Although Tokiko inhabits the interesting and morally conflictual position of straight-laced office worker/gangster’s moll, it’s Joji who is the most ambiguous and intriguing figure. In Ozu’s gangster films, criminals are rarely simplistic “bad guys” (just as Shuji in That Night’s Wife is not a stereotypical criminal either); at the end of Dragnet Girl, Joji plans one last job, but not for personal gain. Instead, it’s his sense of responsibility towards a young underling’s predicament that prompts him to consider committing the crime; such complicated characters typify Ozu’s approach. (Joji’s motivations are similar to those of the titular character in De Palma’s Carlito’s Way; Carlito also indulges in some final criminal dealings, but only as a way to acquire the financial security to lay the foundations of an honest and law-abiding future; just as for Joji, crime in itself is not the sole motivational factor).

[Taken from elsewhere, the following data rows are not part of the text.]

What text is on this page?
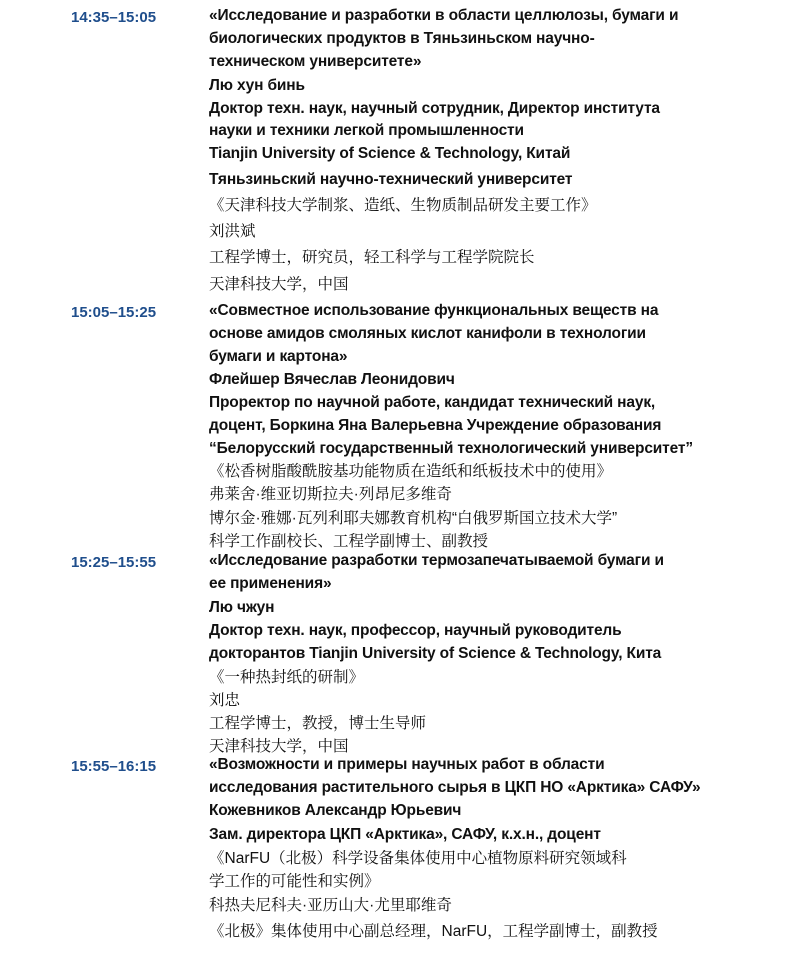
14:35–15:05	«Исследование и разработки в области целлюлозы, бумаги и
биологических продуктов в Тяньзиньском научно-
техническом университете»
Лю хун бинь
Доктор техн. наук, научный сотрудник, Директор института
науки и техники легкой промышленности
Tianjin University of Science & Technology, Китай
Тяньзиньский научно-технический университет
《天津科技大学制浆、造纸、生物质制品研发主要工作》
刘洪斌
工程学博士，研究员，轻工科学与工程学院院长
天津科技大学，中国
15:05–15:25	«Совместное использование функциональных веществ на
основе амидов смоляных кислот канифоли в технологии
бумаги и картона»
Флейшер Вячеслав Леонидович
Проректор по научной работе, кандидат технический наук,
доцент, Боркина Яна Валерьевна Учреждение образования
“Белорусский государственный технологический университет”
《松香树脂酸酰胺基功能物质在造纸和纸板技术中的使用》
弗莱舍·维亚切斯拉夫·列昂尼多维奇
博尔金·雅娜·瓦列利耶夫娜教育机构“白俄罗斯国立技术大学”
科学工作副校长、工程学副博士、副教授
15:25–15:55	«Исследование разработки термозапечатываемой бумаги и
ее применения»
Лю чжун
Доктор техн. наук, профессор, научный руководитель
докторантов Tianjin University of Science & Technology, Кита
《一种热封纸的研制》
刘忠
工程学博士，教授，博士生导师
天津科技大学，中国
15:55–16:15	«Возможности и примеры научных работ в области
исследования растительного сырья в ЦКП НО «Арктика» САФУ»
Кожевников Александр Юрьевич
Зам. директора ЦКП «Арктика», САФУ, к.х.н., доцент
《NarFU（北极）科学设备集体使用中心植物原料研究领域科
学工作的可能性和实例》
科热夫尼科夫·亚历山大·尤里耶维奇
《北极》集体使用中心副总经理，NarFU，工程学副博士，副教授
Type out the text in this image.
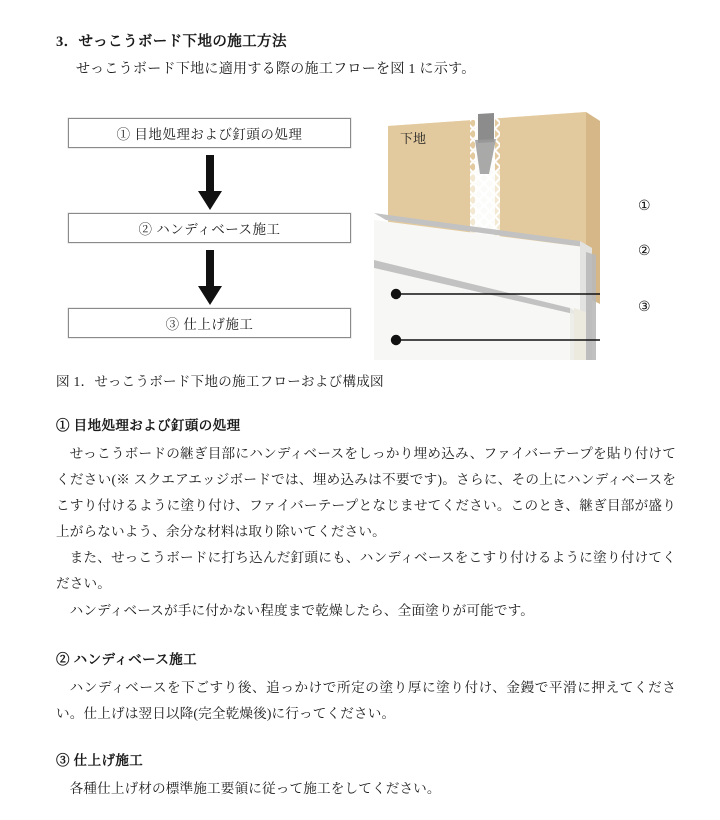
3．せっこうボード下地の施工方法
せっこうボード下地に適用する際の施工フローを図 1 に示す。
① 目地処理および釘頭の処理
② ハンディベース施工
③ 仕上げ施工
下地
①
②
③
図 1．せっこうボード下地の施工フローおよび構成図
① 目地処理および釘頭の処理

せっこうボードの継ぎ目部にハンディベースをしっかり埋め込み、ファイバーテープを貼り付けてください(※ スクエアエッジボードでは、埋め込みは不要です)。さらに、その上にハンディベースをこすり付けるように塗り付け、ファイバーテープとなじませてください。このとき、継ぎ目部が盛り上がらないよう、余分な材料は取り除いてください。

また、せっこうボードに打ち込んだ釘頭にも、ハンディベースをこすり付けるように塗り付けてください。

ハンディベースが手に付かない程度まで乾燥したら、全面塗りが可能です。

② ハンディベース施工

ハンディベースを下ごすり後、追っかけで所定の塗り厚に塗り付け、金鏝で平滑に押えてください。仕上げは翌日以降(完全乾燥後)に行ってください。

③ 仕上げ施工

各種仕上げ材の標準施工要領に従って施工をしてください。
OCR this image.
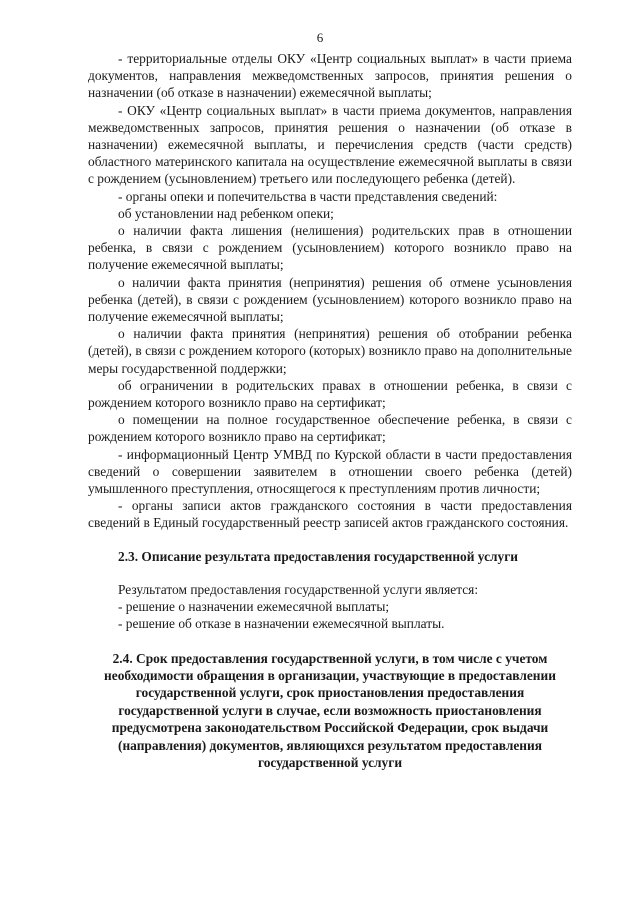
6

- территориальные отделы ОКУ «Центр социальных выплат» в части приема документов, направления межведомственных запросов, принятия решения о назначении (об отказе в назначении) ежемесячной выплаты;

- ОКУ «Центр социальных выплат» в части приема документов, направления межведомственных запросов, принятия решения о назначении (об отказе в назначении) ежемесячной выплаты, и перечисления средств (части средств) областного материнского капитала на осуществление ежемесячной выплаты в связи с рождением (усыновлением) третьего или последующего ребенка (детей).

- органы опеки и попечительства в части представления сведений:

об установлении над ребенком опеки;

о наличии факта лишения (нелишения) родительских прав в отношении ребенка, в связи с рождением (усыновлением) которого возникло право на получение ежемесячной выплаты;

о наличии факта принятия (непринятия) решения об отмене усыновления ребенка (детей), в связи с рождением (усыновлением) которого возникло право на получение ежемесячной выплаты;

о наличии факта принятия (непринятия) решения об отобрании ребенка (детей), в связи с рождением которого (которых) возникло право на дополнительные меры государственной поддержки;

об ограничении в родительских правах в отношении ребенка, в связи с рождением которого возникло право на сертификат;

о помещении на полное государственное обеспечение ребенка, в связи с рождением которого возникло право на сертификат;

- информационный Центр УМВД по Курской области в части предоставления сведений о совершении заявителем в отношении своего ребенка (детей) умышленного преступления, относящегося к преступлениям против личности;

- органы записи актов гражданского состояния в части предоставления сведений в Единый государственный реестр записей актов гражданского состояния.

2.3. Описание результата предоставления государственной услуги

Результатом предоставления государственной услуги является:

- решение о назначении ежемесячной выплаты;

- решение об отказе в назначении ежемесячной выплаты.

2.4. Срок предоставления государственной услуги, в том числе с учетом необходимости обращения в организации, участвующие в предоставлении государственной услуги, срок приостановления предоставления государственной услуги в случае, если возможность приостановления предусмотрена законодательством Российской Федерации, срок выдачи (направления) документов, являющихся результатом предоставления государственной услуги
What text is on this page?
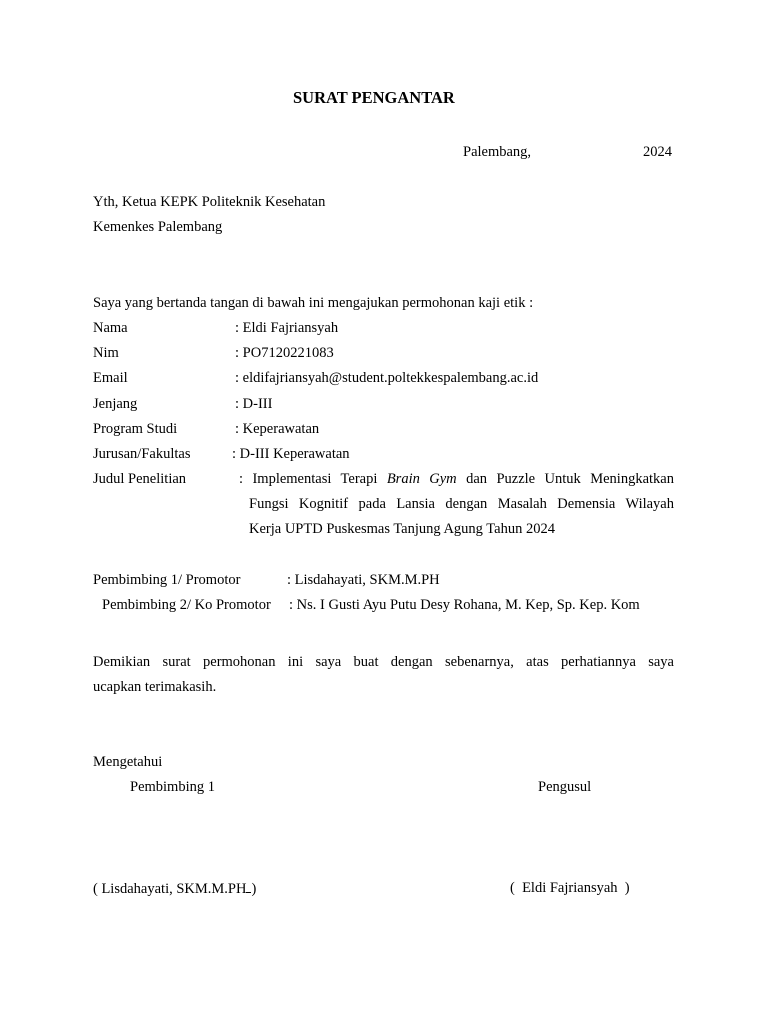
SURAT PENGANTAR
Palembang,	2024
Yth, Ketua KEPK Politeknik Kesehatan
Kemenkes Palembang
Saya yang bertanda tangan di bawah ini mengajukan permohonan kaji etik :
Nama	: Eldi Fajriansyah
Nim	: PO7120221083
Email	: eldifajriansyah@student.poltekkespalembang.ac.id
Jenjang	: D-III
Program Studi	: Keperawatan
Jurusan/Fakultas	: D-III Keperawatan
Judul Penelitian	: Implementasi Terapi Brain Gym dan Puzzle Untuk Meningkatkan
Fungsi Kognitif pada Lansia dengan Masalah Demensia Wilayah
Kerja UPTD Puskesmas Tanjung Agung Tahun 2024
Pembimbing 1/ Promotor	: Lisdahayati, SKM.M.PH
Pembimbing 2/ Ko Promotor : Ns. I Gusti Ayu Putu Desy Rohana, M. Kep, Sp. Kep. Kom
Demikian surat permohonan ini saya buat dengan sebenarnya, atas perhatiannya saya
ucapkan terimakasih.
Mengetahui
Pembimbing 1	Pengusul
( Lisdahayati, SKM.M.PH )	(  Eldi Fajriansyah  )
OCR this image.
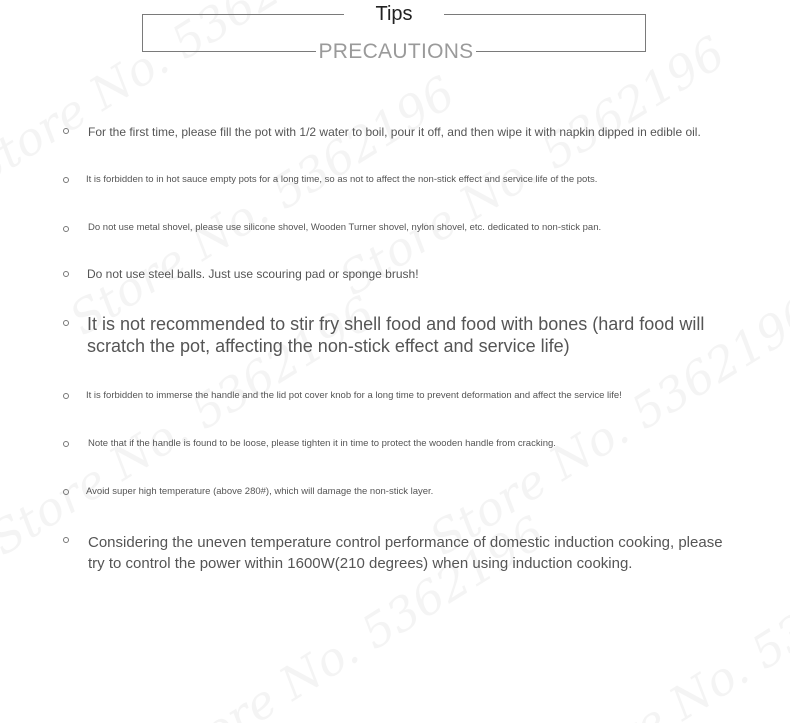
Tips
PRECAUTIONS
For the first time, please fill the pot with 1/2 water to boil, pour it off, and then wipe it with napkin dipped in edible oil.
It is forbidden to in hot sauce empty pots for a long time, so as not to affect the non-stick effect and service life of the pots.
Do not use metal shovel, please use silicone shovel, Wooden Turner shovel, nylon shovel, etc. dedicated to non-stick pan.
Do not use steel balls. Just use scouring pad or sponge brush!
It is not recommended to stir fry shell food and food with bones (hard food will scratch the pot, affecting the non-stick effect and service life)
It is forbidden to immerse the handle and the lid pot cover knob for a long time to prevent deformation and affect the service life!
Note that if the handle is found to be loose, please tighten it in time to protect the wooden handle from cracking.
Avoid super high temperature (above 280#), which will damage the non-stick layer.
Considering the uneven temperature control performance of domestic induction cooking, please try to control the power within 1600W(210 degrees) when using induction cooking.
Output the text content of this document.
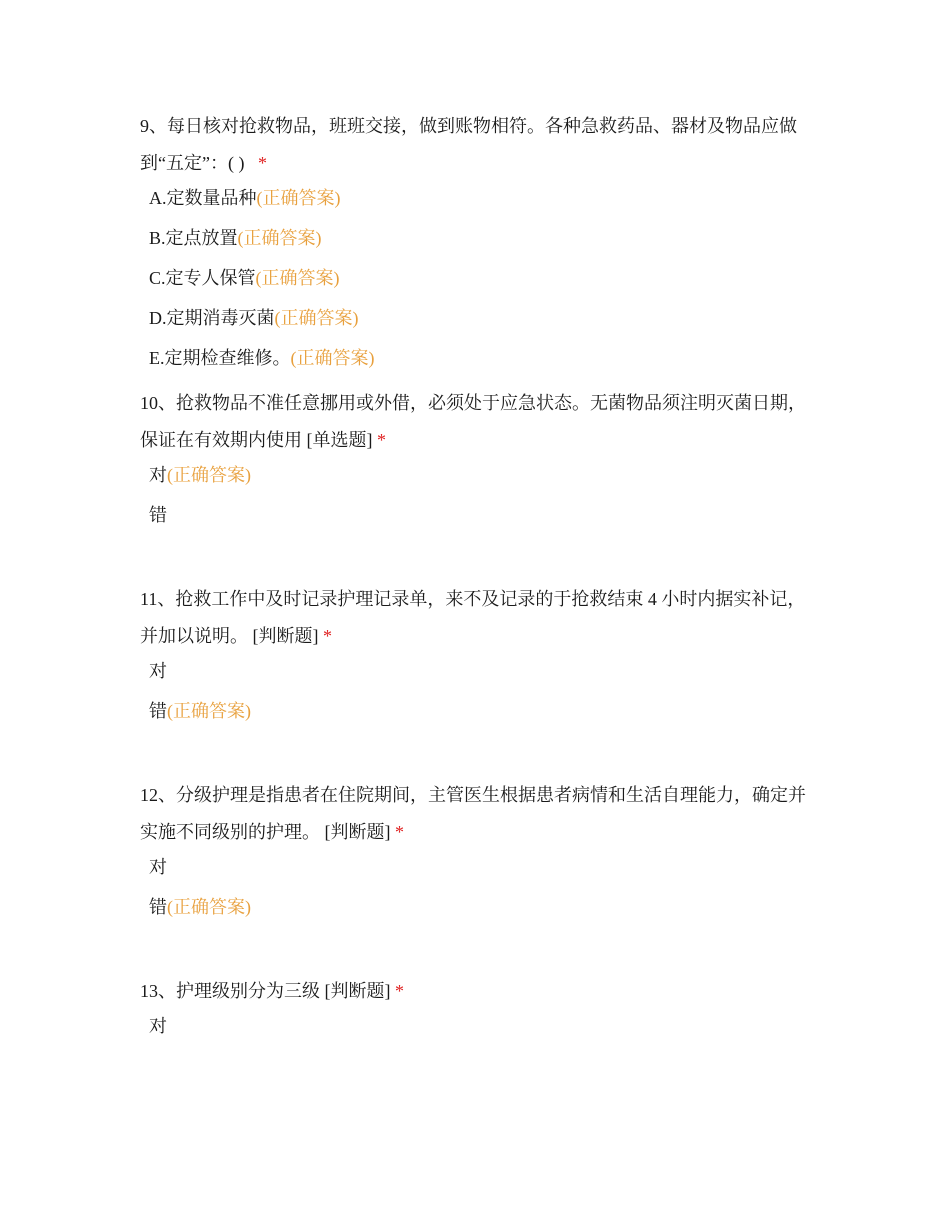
9、每日核对抢救物品，班班交接，做到账物相符。各种急救药品、器材及物品应做到“五定”：( ) *

A.定数量品种(正确答案)
B.定点放置(正确答案)
C.定专人保管(正确答案)
D.定期消毒灭菌(正确答案)
E.定期检查维修。(正确答案)

10、抢救物品不准任意挪用或外借，必须处于应急状态。无菌物品须注明灭菌日期，保证在有效期内使用 [单选题] *

对(正确答案)
错

11、抢救工作中及时记录护理记录单，来不及记录的于抢救结束 4 小时内据实补记，并加以说明。 [判断题] *

对
错(正确答案)

12、分级护理是指患者在住院期间，主管医生根据患者病情和生活自理能力，确定并实施不同级别的护理。 [判断题] *

对
错(正确答案)

13、护理级别分为三级 [判断题] *

对
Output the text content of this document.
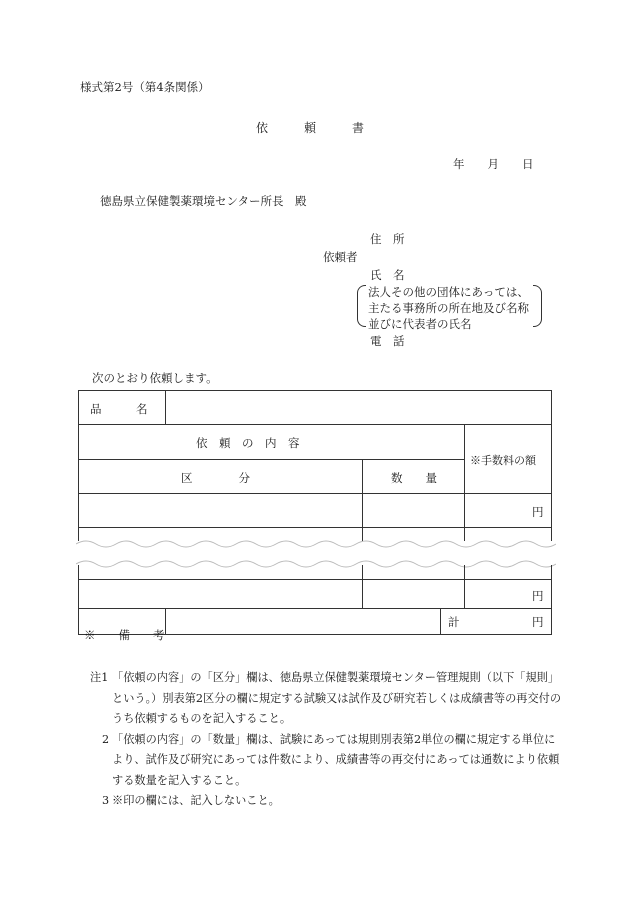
様式第2号（第4条関係）
依　　　頼　　　書
年　　月　　日
徳島県立保健製薬環境センター所長　殿
住　所
依頼者
氏　名
法人その他の団体にあっては、
主たる事務所の所在地及び名称
並びに代表者の氏名
電　話
次のとおり依頼します。
品　　　名
依　頼　の　内　容
※手数料の額
区　　　　分	数　　量
円
円
※　　備　　考
計	円
注1 「依頼の内容」の「区分」欄は、徳島県立保健製薬環境センター管理規則（以下「規則」という。）別表第2区分の欄に規定する試験又は試作及び研究若しくは成績書等の再交付のうち依頼するものを記入すること。
2 「依頼の内容」の「数量」欄は、試験にあっては規則別表第2単位の欄に規定する単位により、試作及び研究にあっては件数により、成績書等の再交付にあっては通数により依頼する数量を記入すること。
3 ※印の欄には、記入しないこと。
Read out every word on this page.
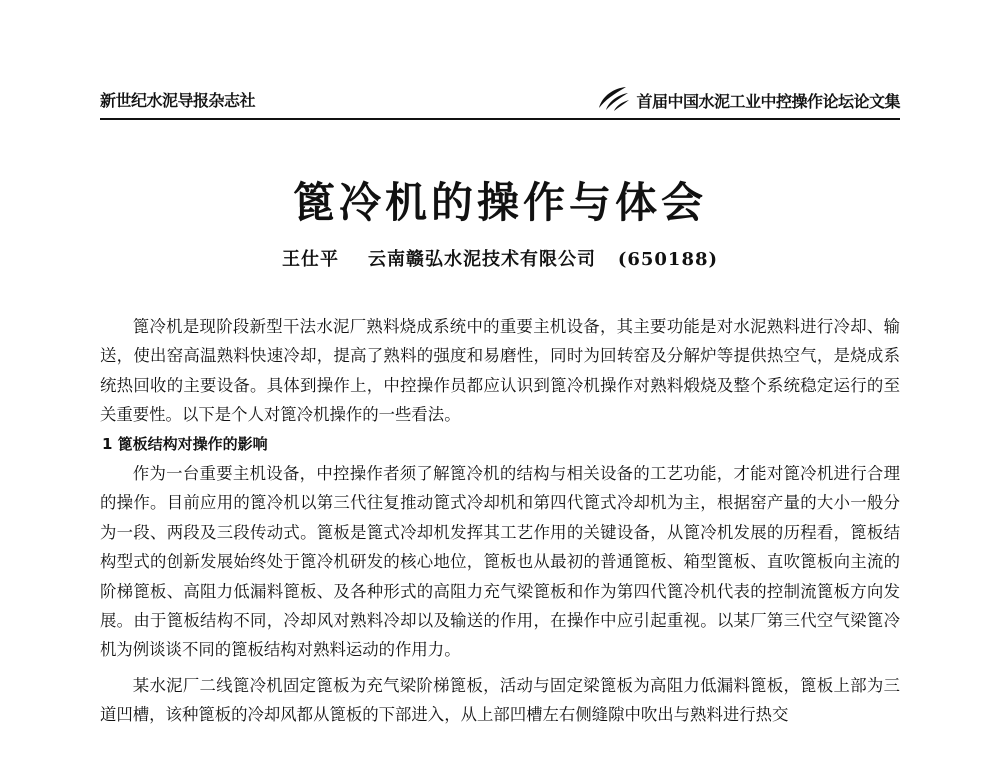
新世纪水泥导报杂志社	首届中国水泥工业中控操作论坛论文集
篦冷机的操作与体会
王仕平 云南赣弘水泥技术有限公司 (650188)

篦冷机是现阶段新型干法水泥厂熟料烧成系统中的重要主机设备，其主要功能是对水泥熟料进行冷却、输送，使出窑高温熟料快速冷却，提高了熟料的强度和易磨性，同时为回转窑及分解炉等提供热空气，是烧成系统热回收的主要设备。具体到操作上，中控操作员都应认识到篦冷机操作对熟料煅烧及整个系统稳定运行的至关重要性。以下是个人对篦冷机操作的一些看法。

1 篦板结构对操作的影响

作为一台重要主机设备，中控操作者须了解篦冷机的结构与相关设备的工艺功能，才能对篦冷机进行合理的操作。目前应用的篦冷机以第三代往复推动篦式冷却机和第四代篦式冷却机为主，根据窑产量的大小一般分为一段、两段及三段传动式。篦板是篦式冷却机发挥其工艺作用的关键设备，从篦冷机发展的历程看，篦板结构型式的创新发展始终处于篦冷机研发的核心地位，篦板也从最初的普通篦板、箱型篦板、直吹篦板向主流的阶梯篦板、高阻力低漏料篦板、及各种形式的高阻力充气梁篦板和作为第四代篦冷机代表的控制流篦板方向发展。由于篦板结构不同，冷却风对熟料冷却以及输送的作用，在操作中应引起重视。以某厂第三代空气梁篦冷机为例谈谈不同的篦板结构对熟料运动的作用力。

某水泥厂二线篦冷机固定篦板为充气梁阶梯篦板，活动与固定梁篦板为高阻力低漏料篦板，篦板上部为三道凹槽，该种篦板的冷却风都从篦板的下部进入，从上部凹槽左右侧缝隙中吹出与熟料进行热交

Overall, this is an excellent collection, and nicely compliments the previous BFI releases of Ozu’s impressive work. All Ozu films stand repeated viewing, and although these gangster films may lack the challenging complexity of some of his familial dramas, there is still a great deal to enjoy here, not least the director’s entertaining take on the mythology of American crime cinema.
The extras are good, and include a 12-minute surviving fragment of Ozu’s 40-minute drama A Straightforward Boy (1929), and an extract from a 2010 lecture on the director by the Asian-cinema expert Tony Raynes. Additionally, each film has been digitally remastered, and there is a fully illustrated booklet with newly commissioned essays.